第一千零九章 他是我兄弟
“啪!”
青玉精雕細琢而成的貔貅茶盞摔在金壁,四分五裂,濃鬱的茶香在白玉雕砌的皇玉寶殿中沏開,司徒玉凝羊脂般白淨無暇的額前青筋突起,玉指將手中密報捏成紙屑。
二十餘名黑衣東洲死侍齊刷刷跪在堂下,莫敢發聲。
高台上,一身著紅白相間綢緞錦衣的女子怒目而視,髻上珠花簪子上垂著的流蘇搖晃不止。她的雙眉修長如畫,鼻梁高挺隆起,加上眉間一點朱砂,明眸善睞,靨輔承權,端莊高貴,英氣非凡。
司徒玉凝臉色一陣白一陣青,拳頭攥得發紫,咬牙吐字,聲如寒霜:
“殺!傳令!命五千東洲死侍,無論是在京都還是沒在京都的,三日內全部趕到雍京東門七百裏北鴻山寨,凡意存圖謀玄境古卷者,殺無赦!”
“五千死侍,這……殿下,屬下鬥膽相問,這道密令是以您的身份布發?還是皇室?”
誠然,司徒玉凝的部下力量足以在朝堂之上抬手遮天,但是終究是公主,不是當今東靈的陛下,這點不問清楚,難免落人口舌。
司徒玉凝冷冷瞧了發問之人,後者大驚失色,本能都要將頭埋進了金磚裏,雙肩戰栗。
司徒玉凝立於九階金殿上,眼眉低垂,無盡殺意:
“傳令!殺得了的殺!殺不了的也要殺!方圓百裏,雞犬不留,寸草不生!此乃司徒玉凝之令!王令!”
“臣,領命!!!”
……
“姐姐,大壞人他不會有事吧?”蘇尚萱不安問道,心中不停地誦著祈禱。
她本來還是身在江州天師府,但就在聽到心上人生命垂危的消息後哪裏還坐得住,第一時間便趕往嬴州青蓮宗,與姐姐蘇尚君匯合後與嬴州部公子盟成員一同南下,晝夜不停趕往東靈。

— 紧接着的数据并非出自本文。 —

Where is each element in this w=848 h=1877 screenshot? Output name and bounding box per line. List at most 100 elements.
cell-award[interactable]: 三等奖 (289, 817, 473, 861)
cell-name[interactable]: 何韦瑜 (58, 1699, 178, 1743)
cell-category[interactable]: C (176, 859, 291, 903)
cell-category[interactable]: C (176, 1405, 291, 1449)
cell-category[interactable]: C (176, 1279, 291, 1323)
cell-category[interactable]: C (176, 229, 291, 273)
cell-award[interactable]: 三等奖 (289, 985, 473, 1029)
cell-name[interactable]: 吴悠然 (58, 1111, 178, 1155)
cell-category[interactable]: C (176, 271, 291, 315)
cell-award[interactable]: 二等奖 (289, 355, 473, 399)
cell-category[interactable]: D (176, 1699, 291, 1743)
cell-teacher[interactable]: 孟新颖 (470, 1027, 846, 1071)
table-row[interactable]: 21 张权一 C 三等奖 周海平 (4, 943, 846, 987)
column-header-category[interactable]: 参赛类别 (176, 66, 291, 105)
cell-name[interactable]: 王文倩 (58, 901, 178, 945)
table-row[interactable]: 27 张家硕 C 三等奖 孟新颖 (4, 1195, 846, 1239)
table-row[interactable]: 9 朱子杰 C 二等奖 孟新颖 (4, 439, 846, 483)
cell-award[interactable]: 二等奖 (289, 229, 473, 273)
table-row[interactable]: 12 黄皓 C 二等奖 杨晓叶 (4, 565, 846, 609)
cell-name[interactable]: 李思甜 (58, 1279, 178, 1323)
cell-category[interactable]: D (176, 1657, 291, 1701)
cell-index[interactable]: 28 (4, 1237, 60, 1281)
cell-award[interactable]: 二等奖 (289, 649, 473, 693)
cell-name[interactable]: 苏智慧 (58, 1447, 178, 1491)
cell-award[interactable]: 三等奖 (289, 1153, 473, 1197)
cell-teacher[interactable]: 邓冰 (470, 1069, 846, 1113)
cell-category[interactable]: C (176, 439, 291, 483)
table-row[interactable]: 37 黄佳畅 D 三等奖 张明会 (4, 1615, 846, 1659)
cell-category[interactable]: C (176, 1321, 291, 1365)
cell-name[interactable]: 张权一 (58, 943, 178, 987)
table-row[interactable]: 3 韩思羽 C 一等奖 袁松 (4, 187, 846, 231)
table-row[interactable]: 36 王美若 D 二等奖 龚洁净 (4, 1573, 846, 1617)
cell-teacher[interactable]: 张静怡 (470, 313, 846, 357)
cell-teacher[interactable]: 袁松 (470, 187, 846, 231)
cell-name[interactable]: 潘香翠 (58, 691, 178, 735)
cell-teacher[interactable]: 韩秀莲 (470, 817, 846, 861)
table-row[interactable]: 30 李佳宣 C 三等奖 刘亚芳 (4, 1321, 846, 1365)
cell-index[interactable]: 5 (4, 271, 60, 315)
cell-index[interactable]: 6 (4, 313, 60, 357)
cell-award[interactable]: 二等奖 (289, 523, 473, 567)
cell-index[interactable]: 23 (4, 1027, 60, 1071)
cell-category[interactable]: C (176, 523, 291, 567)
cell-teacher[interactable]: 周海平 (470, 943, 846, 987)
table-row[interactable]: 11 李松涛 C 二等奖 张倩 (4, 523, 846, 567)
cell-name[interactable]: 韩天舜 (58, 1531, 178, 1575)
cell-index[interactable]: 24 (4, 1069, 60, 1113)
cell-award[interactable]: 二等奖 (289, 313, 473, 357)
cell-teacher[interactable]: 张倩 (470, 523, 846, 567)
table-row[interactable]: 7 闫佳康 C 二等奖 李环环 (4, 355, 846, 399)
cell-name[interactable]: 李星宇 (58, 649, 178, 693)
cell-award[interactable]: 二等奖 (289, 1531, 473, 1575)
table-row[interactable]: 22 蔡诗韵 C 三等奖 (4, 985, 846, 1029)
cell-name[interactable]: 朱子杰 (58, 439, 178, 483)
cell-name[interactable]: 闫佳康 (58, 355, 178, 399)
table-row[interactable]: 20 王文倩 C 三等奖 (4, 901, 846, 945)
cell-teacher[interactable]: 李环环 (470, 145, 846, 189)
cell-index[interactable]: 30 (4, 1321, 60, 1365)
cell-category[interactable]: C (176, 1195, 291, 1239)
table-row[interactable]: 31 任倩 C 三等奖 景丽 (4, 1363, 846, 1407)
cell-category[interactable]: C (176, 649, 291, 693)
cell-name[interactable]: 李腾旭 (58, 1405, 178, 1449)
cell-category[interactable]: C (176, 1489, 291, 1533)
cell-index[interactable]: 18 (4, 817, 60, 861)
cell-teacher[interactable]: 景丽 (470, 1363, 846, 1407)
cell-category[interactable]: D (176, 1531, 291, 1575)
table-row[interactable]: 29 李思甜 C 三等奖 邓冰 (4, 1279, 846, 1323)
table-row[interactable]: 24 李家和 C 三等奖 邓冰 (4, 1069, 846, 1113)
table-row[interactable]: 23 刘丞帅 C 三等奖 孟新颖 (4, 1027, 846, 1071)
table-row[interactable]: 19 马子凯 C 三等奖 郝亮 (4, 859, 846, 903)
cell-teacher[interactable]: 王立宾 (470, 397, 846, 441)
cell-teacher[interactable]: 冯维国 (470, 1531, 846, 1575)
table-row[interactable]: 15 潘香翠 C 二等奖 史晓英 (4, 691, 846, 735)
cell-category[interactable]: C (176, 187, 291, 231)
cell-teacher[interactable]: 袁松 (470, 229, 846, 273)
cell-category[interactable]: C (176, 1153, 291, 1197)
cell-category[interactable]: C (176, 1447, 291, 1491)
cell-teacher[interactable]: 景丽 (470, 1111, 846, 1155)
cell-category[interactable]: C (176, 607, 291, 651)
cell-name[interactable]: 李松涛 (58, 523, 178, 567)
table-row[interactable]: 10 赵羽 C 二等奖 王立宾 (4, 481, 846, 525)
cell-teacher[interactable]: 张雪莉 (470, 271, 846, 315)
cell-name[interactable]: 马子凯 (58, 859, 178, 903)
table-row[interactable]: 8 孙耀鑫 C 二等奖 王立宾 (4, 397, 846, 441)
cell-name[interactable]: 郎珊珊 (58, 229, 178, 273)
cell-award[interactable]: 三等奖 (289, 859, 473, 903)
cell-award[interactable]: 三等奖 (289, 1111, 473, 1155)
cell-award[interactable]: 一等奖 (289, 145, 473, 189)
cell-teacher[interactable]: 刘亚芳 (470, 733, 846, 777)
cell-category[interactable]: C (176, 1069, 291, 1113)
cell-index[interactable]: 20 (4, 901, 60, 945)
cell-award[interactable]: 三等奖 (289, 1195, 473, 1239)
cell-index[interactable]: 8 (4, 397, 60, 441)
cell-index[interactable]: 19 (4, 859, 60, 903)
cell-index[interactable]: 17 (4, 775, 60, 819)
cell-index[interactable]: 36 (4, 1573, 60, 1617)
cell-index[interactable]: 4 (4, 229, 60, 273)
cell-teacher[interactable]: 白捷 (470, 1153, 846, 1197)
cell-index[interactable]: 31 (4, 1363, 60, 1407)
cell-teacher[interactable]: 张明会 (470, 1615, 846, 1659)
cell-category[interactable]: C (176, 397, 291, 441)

蘇尚君僵持了數日的憂愁麵容勉強撐出一絲笑容:“是啊,他這樣無賴的人,怎麽可能這麽容易會死?”
“對!就連大壞人也常說好人不長命,禍害遺千年,他一定不會有事的,一定的!如果……如果他真的有事了,我也不活了,也不想再活了……”蘇尚萱笑著笑著,臉上默默墜下兩道淚痕,趁著沒人瞧見,急忙擦拭幹淨。
蘇尚君看在眼裏,終究也隻得加快腳程。
一路行來遇見許許多多的道友,他們全是不屑地譏笑,然後問著同一個問題:“不過是堪堪跨入三篇十二境第二篇化境篇的修士,去了也不過是送死之輩?何故冥頑不化?”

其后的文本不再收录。